De benen zijn sterk en lang en maken een relatief snelle voortbeweging mogelijk.

Vrouwtjes zijn over het algemeen langer en altijd breder, de kop, het halsschild en vooral de dekschilden zijn altijd duidelijk breder wanneer ze in naast elkaar worden bekeken.

Habitat[bewerken | brontekst bewerken]

De kever is te vinden in velden, droge weiden en weilanden, langs bermen en taluds, overwoekerde duinen, steengroeven en ruige gebieden, maar ook in boomgaarden en moestuinen. Hij houdt van warmte. De soort leeft polyfaag waar ze planten van een reeks families, waaronder Fabaceae, Brassicaceae en Urticaceae, maar ze worden het vaakst aangetroffen op verschillende Asteraceae, vooral distels van de geslachten Carduus en Cirsium en winde.

Leefwijze[bewerken | brontekst bewerken]

Ontwikkeling duurt meestal twee jaar, of zelfs drie onder ongunstige omstandigheden. De larve voedt zich met de stengel en wortel. Hij overwintert in de grond en begint in het voorjaar weer te eten. In juni-juli verpopt hij in de grond. De uitgekomen volwassenen blijven gedurende de winter in de poppenwieg. In het volgende voorjaar graven ze zich naar de oppervlakte en vindt de paring plaats. De paring vindt plaats na een periode van voeding, tegen het einde van april en tot mei, en het leggen van eitjes gaat door tot mei en juni. De vrouwtjes zijn erg vruchtbaar en leggen 300-400 eieren in batches van ongeveer 20 op het grondoppervlak dichtbij waardplanten. Na het paren of het leggen van eieren sterven de kevers en sommigen overwinteren door tussen 15 en 50 cm onder het grondoppervlak waar gastheren in overvloed zijn en worden actief in maart en april wanneer de bodemtemperatuur 4 C bereikt op een diepte van ongeveer 20 cm. De embryonale ontwikkeling tot de larven uitkomen duurt ongeveer drie weken.

Voorkomen[bewerken | brontekst bewerken]

Deze wijdverspreide Palaearctische soort komt voor in heel Europa en Klein-Azië, zich uitstrekkend naar het noorden tot het VK en de centrale provincies van Fennoscandinavië en in het oosten door Rusland en Oekraïne tot Centraal Siberië, waar hij zich uitstrekt boven de poolcirkel. In Nederland komt hij vrij algemeen voor.

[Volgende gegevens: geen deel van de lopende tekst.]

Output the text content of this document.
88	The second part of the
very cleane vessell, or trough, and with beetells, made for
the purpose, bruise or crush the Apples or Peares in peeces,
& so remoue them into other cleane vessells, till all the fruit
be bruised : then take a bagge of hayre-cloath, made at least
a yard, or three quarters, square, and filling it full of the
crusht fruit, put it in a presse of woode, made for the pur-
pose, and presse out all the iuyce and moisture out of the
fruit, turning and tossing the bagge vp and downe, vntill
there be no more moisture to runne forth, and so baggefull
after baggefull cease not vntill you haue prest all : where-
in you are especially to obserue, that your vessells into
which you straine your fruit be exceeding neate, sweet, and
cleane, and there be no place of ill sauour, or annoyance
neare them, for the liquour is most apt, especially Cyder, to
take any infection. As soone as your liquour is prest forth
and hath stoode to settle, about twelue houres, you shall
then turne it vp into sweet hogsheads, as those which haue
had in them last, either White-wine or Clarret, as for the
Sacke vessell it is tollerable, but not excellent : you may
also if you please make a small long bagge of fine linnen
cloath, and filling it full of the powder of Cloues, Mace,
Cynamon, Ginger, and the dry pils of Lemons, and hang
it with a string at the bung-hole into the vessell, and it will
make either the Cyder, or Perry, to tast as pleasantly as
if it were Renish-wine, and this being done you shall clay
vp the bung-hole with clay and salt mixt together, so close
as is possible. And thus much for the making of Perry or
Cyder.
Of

In Azië, kunnen ze plagen worden van gewassen zoals bieten, sla, sojabonen, peulvruchten, zonnebloemen en grassen, dit komt over het algemeen voor wanneer de natuurlijke gastheren die dicht bij gewassen groeien, grote populaties kevers genereren die zich verspreiden en de gewassen binnendringen.